Monday, October 1, 2007

Quality Control Techniques

There is a terrific article in the Shanghai Business Review on Scrutinising Quality and Control. Chip Chaikin, Managing Director of Blue Point Capital Partners, Asia explains:

Today Blue Point frequently surprises the shop with visits. "Now they're sort of running fine," he says, "but if we started to stop sending the supply engineers in we'd probably have a problem in six months."
Kathy Shepard, Social Responsiblity Manager of Affiliates New Balance Athletic Shoe Inc., builds on Chaikin's statement with:

"Know your suppliers, develop strong relationships with them and, visit them often. Test everything."
The successful sourcing guys in China are rarely in their offices. They are at the factories and plants continually supervising quality, and they have people under their employee who are at the plants when they can't be.
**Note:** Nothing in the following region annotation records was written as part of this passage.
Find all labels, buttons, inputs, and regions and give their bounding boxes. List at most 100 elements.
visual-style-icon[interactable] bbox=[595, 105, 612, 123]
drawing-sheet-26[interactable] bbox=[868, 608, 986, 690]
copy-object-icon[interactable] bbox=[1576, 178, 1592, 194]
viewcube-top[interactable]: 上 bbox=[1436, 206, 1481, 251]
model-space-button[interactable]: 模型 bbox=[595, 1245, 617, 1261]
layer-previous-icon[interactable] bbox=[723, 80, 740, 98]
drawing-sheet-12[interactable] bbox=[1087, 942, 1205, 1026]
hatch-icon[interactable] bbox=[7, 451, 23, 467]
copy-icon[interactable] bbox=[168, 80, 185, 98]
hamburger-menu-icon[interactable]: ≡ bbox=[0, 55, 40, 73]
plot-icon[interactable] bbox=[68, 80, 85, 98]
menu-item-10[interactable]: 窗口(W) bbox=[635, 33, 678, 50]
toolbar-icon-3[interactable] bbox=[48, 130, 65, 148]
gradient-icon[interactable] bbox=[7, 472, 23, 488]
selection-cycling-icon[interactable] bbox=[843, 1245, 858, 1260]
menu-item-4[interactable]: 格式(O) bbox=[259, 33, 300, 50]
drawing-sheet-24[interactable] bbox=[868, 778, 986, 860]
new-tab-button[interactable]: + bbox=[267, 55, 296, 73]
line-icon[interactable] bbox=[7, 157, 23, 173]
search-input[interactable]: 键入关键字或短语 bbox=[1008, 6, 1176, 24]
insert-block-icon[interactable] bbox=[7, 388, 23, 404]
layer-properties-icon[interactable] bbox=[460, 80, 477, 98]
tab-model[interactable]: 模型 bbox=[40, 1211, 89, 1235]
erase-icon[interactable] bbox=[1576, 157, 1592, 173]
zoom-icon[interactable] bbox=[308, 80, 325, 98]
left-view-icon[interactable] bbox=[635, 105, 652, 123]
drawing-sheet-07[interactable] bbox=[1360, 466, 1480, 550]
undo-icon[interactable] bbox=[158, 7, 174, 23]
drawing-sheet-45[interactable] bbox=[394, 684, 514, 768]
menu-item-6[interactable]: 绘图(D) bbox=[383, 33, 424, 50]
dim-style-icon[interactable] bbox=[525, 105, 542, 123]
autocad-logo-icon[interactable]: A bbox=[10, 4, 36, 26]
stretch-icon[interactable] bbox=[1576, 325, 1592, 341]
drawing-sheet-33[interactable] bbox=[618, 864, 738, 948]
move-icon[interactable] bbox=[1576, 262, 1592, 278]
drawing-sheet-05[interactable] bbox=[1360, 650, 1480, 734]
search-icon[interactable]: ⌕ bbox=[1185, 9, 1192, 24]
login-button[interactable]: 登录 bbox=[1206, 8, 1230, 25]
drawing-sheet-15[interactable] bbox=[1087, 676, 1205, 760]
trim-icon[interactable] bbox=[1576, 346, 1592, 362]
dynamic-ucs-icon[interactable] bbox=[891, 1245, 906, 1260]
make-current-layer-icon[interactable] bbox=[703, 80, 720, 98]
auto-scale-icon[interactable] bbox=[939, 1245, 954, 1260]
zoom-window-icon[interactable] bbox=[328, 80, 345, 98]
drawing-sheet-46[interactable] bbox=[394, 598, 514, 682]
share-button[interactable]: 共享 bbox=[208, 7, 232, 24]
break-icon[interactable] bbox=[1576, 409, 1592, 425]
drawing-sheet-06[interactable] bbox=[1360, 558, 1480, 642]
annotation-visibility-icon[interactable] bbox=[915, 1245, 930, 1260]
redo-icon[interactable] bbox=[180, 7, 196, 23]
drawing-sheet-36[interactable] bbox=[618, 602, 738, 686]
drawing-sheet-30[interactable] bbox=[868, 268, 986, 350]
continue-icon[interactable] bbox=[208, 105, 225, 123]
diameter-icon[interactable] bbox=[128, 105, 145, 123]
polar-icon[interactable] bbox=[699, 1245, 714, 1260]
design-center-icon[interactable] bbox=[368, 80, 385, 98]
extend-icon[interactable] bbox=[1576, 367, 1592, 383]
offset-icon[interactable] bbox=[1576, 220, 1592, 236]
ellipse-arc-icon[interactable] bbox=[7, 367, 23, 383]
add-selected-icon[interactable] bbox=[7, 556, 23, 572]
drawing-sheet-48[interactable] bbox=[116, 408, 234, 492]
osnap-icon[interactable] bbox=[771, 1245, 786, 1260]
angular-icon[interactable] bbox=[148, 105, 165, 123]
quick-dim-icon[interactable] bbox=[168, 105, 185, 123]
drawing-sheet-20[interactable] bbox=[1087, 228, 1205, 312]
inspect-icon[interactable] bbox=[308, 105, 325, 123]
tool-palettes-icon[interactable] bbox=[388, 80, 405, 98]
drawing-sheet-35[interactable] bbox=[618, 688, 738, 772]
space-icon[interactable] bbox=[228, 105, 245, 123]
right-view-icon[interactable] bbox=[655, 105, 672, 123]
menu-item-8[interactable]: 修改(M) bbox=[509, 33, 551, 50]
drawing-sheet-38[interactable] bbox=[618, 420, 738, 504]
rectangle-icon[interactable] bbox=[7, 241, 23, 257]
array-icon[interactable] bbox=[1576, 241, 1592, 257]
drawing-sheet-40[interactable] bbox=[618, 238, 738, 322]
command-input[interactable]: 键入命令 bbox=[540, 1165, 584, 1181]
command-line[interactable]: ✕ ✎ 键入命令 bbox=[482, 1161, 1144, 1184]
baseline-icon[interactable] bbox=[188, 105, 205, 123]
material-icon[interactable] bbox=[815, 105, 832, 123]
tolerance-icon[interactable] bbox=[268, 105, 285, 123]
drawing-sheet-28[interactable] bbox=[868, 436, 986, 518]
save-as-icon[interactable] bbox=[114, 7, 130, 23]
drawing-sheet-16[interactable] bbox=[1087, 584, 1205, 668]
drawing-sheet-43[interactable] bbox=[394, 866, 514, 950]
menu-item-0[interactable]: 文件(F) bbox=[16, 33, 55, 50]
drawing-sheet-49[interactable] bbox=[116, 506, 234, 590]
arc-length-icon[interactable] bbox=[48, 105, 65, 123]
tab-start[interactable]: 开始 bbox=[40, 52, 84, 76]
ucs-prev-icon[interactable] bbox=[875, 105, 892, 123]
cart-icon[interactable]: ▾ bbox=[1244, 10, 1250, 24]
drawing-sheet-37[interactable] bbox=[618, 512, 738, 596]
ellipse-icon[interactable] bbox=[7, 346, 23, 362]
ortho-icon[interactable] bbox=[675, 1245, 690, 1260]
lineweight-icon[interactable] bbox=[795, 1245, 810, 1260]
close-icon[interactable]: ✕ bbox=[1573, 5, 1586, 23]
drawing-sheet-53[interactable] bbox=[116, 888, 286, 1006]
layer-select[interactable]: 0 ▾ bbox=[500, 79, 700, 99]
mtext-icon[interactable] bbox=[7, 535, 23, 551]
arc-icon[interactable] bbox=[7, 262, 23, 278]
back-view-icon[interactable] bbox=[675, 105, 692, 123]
The Chinese will substitute materials if they can, regardless of the impact on the product. They will resist quality control managers on site because it makes substitution much more difficult. Long term business relationships are not something they understand, no matter what they tell you in face-to-face meetings. They understand profit now.

Clients regularly pour into our office with the same stories: We've located a manufacturer who thinks like we do and we want to form a business relationship with them. The owner is a great guy; he ran a test product for us and we've sat down and worked out the quality issues. He understands them. Going forward we should have no issues.

A recipe for getting your clock cleaned.